Jones is a paceman in waiting. If he is not exactly pawing at the ground in desperate anticipation for his opportunity to put the wind up the sails of international batsmen (and up various other places as well) he is at the least caressing it with intent. Jones has been picked in two Test squads this summer without yet making the side.

The selectors now see him as the next big fast thing. If he keeps his nose clean and the ball straight he will be in by the end of the summer, or, failing that touring Australia on quicker pitches this winter. They know that they need that something extra that raw speed gives, they now have to find the additional courage to play him.

Jones may not be the finished article (fast bowlers rarely are that complete) but the outstanding weapon in his armoury makes him irresistibly exciting. In his quiet, Welsh way he knows it. He can reverse swing both ways as well.

"There'd been a lot of hype in the papers which I decided to ignore," he said. "When I got the England call-up I was shocked and started thinking, oh 'eck, I'm in now. It wasn't that I was disappointed not to play in the end, but it's made me more determined to get in." England made him welcome. He warmed to the captain, Nasser Hussain, recognising a man who expected a lot, and it helped that he knew the coach, Duncan Fletcher, who had been at Glamorgan when Jones arrived at the county.

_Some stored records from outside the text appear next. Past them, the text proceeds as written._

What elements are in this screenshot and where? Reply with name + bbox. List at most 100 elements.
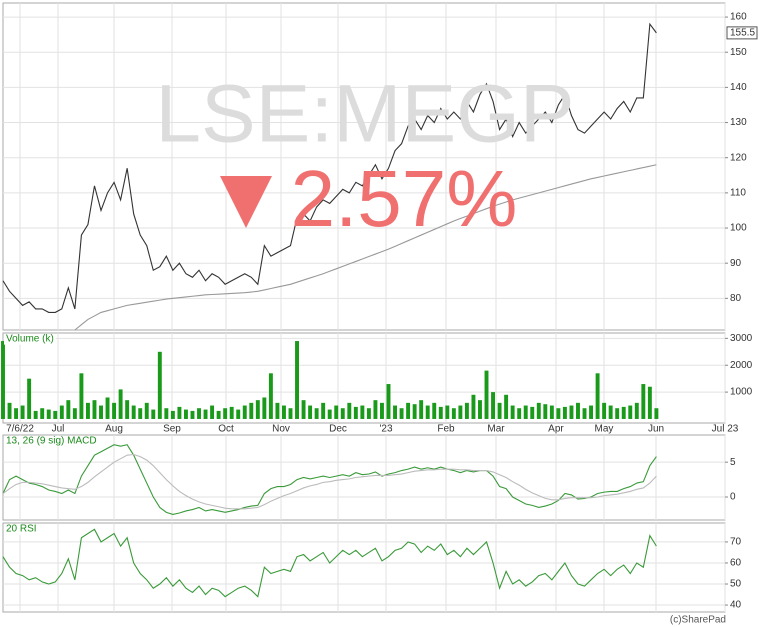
volume-bar xyxy=(399,408,404,419)
last-price-box xyxy=(726,26,758,40)
panel: 0 5 13, 26 (9 sig) MACD xyxy=(2,434,736,521)
volume-bar xyxy=(458,405,463,419)
volume-bar xyxy=(576,402,580,419)
volume-bar xyxy=(170,410,175,419)
y-tick-label: 60 xyxy=(730,558,742,569)
volume-bar xyxy=(523,405,528,419)
x-tick-label: 7/6/22 xyxy=(6,424,34,435)
x-tick-label: Apr xyxy=(548,424,564,435)
volume-bar xyxy=(464,402,469,419)
volume-bar xyxy=(615,408,620,419)
volume-bar xyxy=(602,402,607,419)
volume-bar xyxy=(177,406,182,419)
y-tick-label: 140 xyxy=(730,82,747,93)
volume-bar xyxy=(360,405,365,419)
volume-bar xyxy=(197,408,201,419)
volume-bar xyxy=(99,405,103,419)
volume-bar xyxy=(595,373,600,419)
volume-bar xyxy=(536,402,541,419)
volume-bar xyxy=(543,404,548,419)
y-tick-label: 50 xyxy=(730,579,742,590)
volume-bar xyxy=(608,405,613,419)
volume-bar xyxy=(530,406,535,419)
volume-bar xyxy=(366,408,371,419)
change-label: 2.57% xyxy=(291,154,518,243)
volume-bar xyxy=(79,373,84,419)
volume-bar xyxy=(478,400,482,419)
volume-bar xyxy=(491,392,496,419)
volume-bar xyxy=(647,386,652,419)
volume-bar xyxy=(504,394,509,419)
x-tick-label: May xyxy=(595,424,614,435)
volume-bar xyxy=(419,400,424,419)
volume-bar xyxy=(295,341,299,419)
volume-bar xyxy=(85,402,90,419)
y-tick-label: 2000 xyxy=(730,360,753,371)
volume-bar xyxy=(118,389,123,419)
volume-bar xyxy=(582,408,587,419)
y-tick-label: 70 xyxy=(730,537,742,548)
panel-title: Volume (k) xyxy=(6,334,54,345)
x-tick-label: Jul xyxy=(52,424,65,435)
panel: 40 50 60 70 20 RSI xyxy=(2,522,742,613)
volume-bar xyxy=(216,410,221,419)
volume-bar xyxy=(353,406,358,419)
y-tick-label: 1000 xyxy=(730,387,753,398)
y-tick-label: 110 xyxy=(730,188,746,199)
volume-bar xyxy=(262,397,267,419)
volume-bar xyxy=(510,405,515,419)
volume-bar xyxy=(183,409,188,419)
volume-bar xyxy=(406,402,411,419)
volume-bar xyxy=(229,406,234,419)
last-price-label: 155.5 xyxy=(730,28,755,39)
y-tick-label: 80 xyxy=(730,293,742,304)
y-tick-label: 40 xyxy=(730,600,742,611)
volume-bar xyxy=(125,400,130,419)
volume-bar xyxy=(327,409,332,419)
series-line xyxy=(2,528,657,598)
volume-bar xyxy=(517,408,522,419)
y-tick-label: 90 xyxy=(730,258,742,269)
panel-title: 20 RSI xyxy=(6,524,37,535)
volume-bar xyxy=(634,402,639,419)
volume-bar xyxy=(288,408,293,419)
volume-bar xyxy=(549,405,554,419)
volume-bar xyxy=(210,405,215,419)
volume-bar xyxy=(562,406,567,419)
volume-bar xyxy=(321,402,326,419)
volume-bar xyxy=(432,402,437,419)
volume-bar xyxy=(33,410,38,419)
volume-bar xyxy=(654,408,659,419)
volume-bar xyxy=(164,408,169,419)
volume-bar xyxy=(72,408,77,419)
volume-bar xyxy=(347,402,352,419)
volume-bar xyxy=(445,405,450,419)
volume-bar xyxy=(53,410,58,419)
y-tick-label: 150 xyxy=(730,47,747,58)
volume-bar xyxy=(569,405,574,419)
volume-bar xyxy=(144,402,149,419)
x-tick-label: Nov xyxy=(272,424,290,435)
volume-bar xyxy=(556,408,561,419)
volume-bar xyxy=(105,397,110,419)
volume-bar xyxy=(190,410,195,419)
x-tick-label: Dec xyxy=(329,424,347,435)
volume-bar xyxy=(1,341,5,419)
y-tick-label: 130 xyxy=(730,117,747,128)
volume-bar xyxy=(281,405,286,419)
volume-bar xyxy=(393,405,397,419)
volume-bar xyxy=(46,409,51,419)
volume-bar xyxy=(40,408,45,419)
volume-bar xyxy=(340,408,345,419)
volume-bar xyxy=(438,406,443,419)
volume-bar xyxy=(308,405,313,419)
credit: (c)SharePad xyxy=(670,615,726,626)
volume-bar xyxy=(223,408,228,419)
volume-bar xyxy=(242,405,247,419)
volume-bar xyxy=(641,384,646,419)
volume-bar xyxy=(425,405,430,419)
volume-bar xyxy=(236,409,241,419)
volume-bar xyxy=(14,408,19,419)
volume-bar xyxy=(27,378,32,419)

"I felt a bit restricted in the nets actually. Fletch said not to bowl any bumper stuff because you don't want any broken fingers. But otherwise I was allowed off the leash. There's just something about bowling in that narrow area which didn't give me freedom." Wiseacres will say that this was because nets are not wide enough to contain some of the Jones boy's more wayward deliveries. They might also point out that Middlesex racked up 643 in this week's Championship match against Glamorgan but they should also know that Jones bowled at least one spell of real fury.

He is still prone, it is true, to spraying the odd one but he can also summon up demonic pace. Nobody knows how quick he is but enough Australians have made enough comparisons with Brett Lee to be sure that he is very fast indeed.

"When are you ready? I wouldn't know," he said. "I would say that I wasn't ready before I went to the National Academy last winter but that I believe in myself enough now to have a go. I've got 20 wickets this season in what amounts to four and a half matches and I know I can get good players out."

Jones is 23, a twin of Matthew who did not get the fast bowling genes, and the son of Jeff, the former Glamorgan and England bowler, who had to give up at 28 because of a chronic shoulder injury. He caught the eye as soon as he played for Glamorgan's first team in 1998. This is because the eye could not pick up the ball he propelled. Fortunately, he was encouraged to stay quick.

"Dad's never pushed me but he knows what it's like so that when I go home and I'm a bit down after a bad day he can sympathise. I've liked bowling fast from an early age and nothing has changed. You can tell that batsmen know, the heavy breathing and stuff like that. Their eyes open a little bit more and some back away. It can be a great feeling." It can also, it should always be remembered, get wickets at the other end.

Jones is not afraid to take advice, willingly coming under the tutelage of Lynn Davies, the former Olympic long-jump champion. Davies sorted out his stride pattern, which stopped the habitual no-balls, and the two still see each other.

Last summer Jones cut down his run from 26 to 10 paces to conserve energy. But it was almost too short and he is now two games into something in between, 15 paces. Last winter he also altered the angle of his left arm at delivery.

"Hard work, it felt strange but it was worth it. I feel I've grown up since the academy. Everybody including my mum and dad have noticed it. I've found that things don't come easily and that you've got to be honest with yourself. I've come out of my shell a bit."

He has filled out too around the thighs and now has the bottom of a fast bowler instead of a rock star. He still seems almost too diffident to ply this trade but then Glenn McGrath is a gent in the bar. And Jones bats like a fast bowler.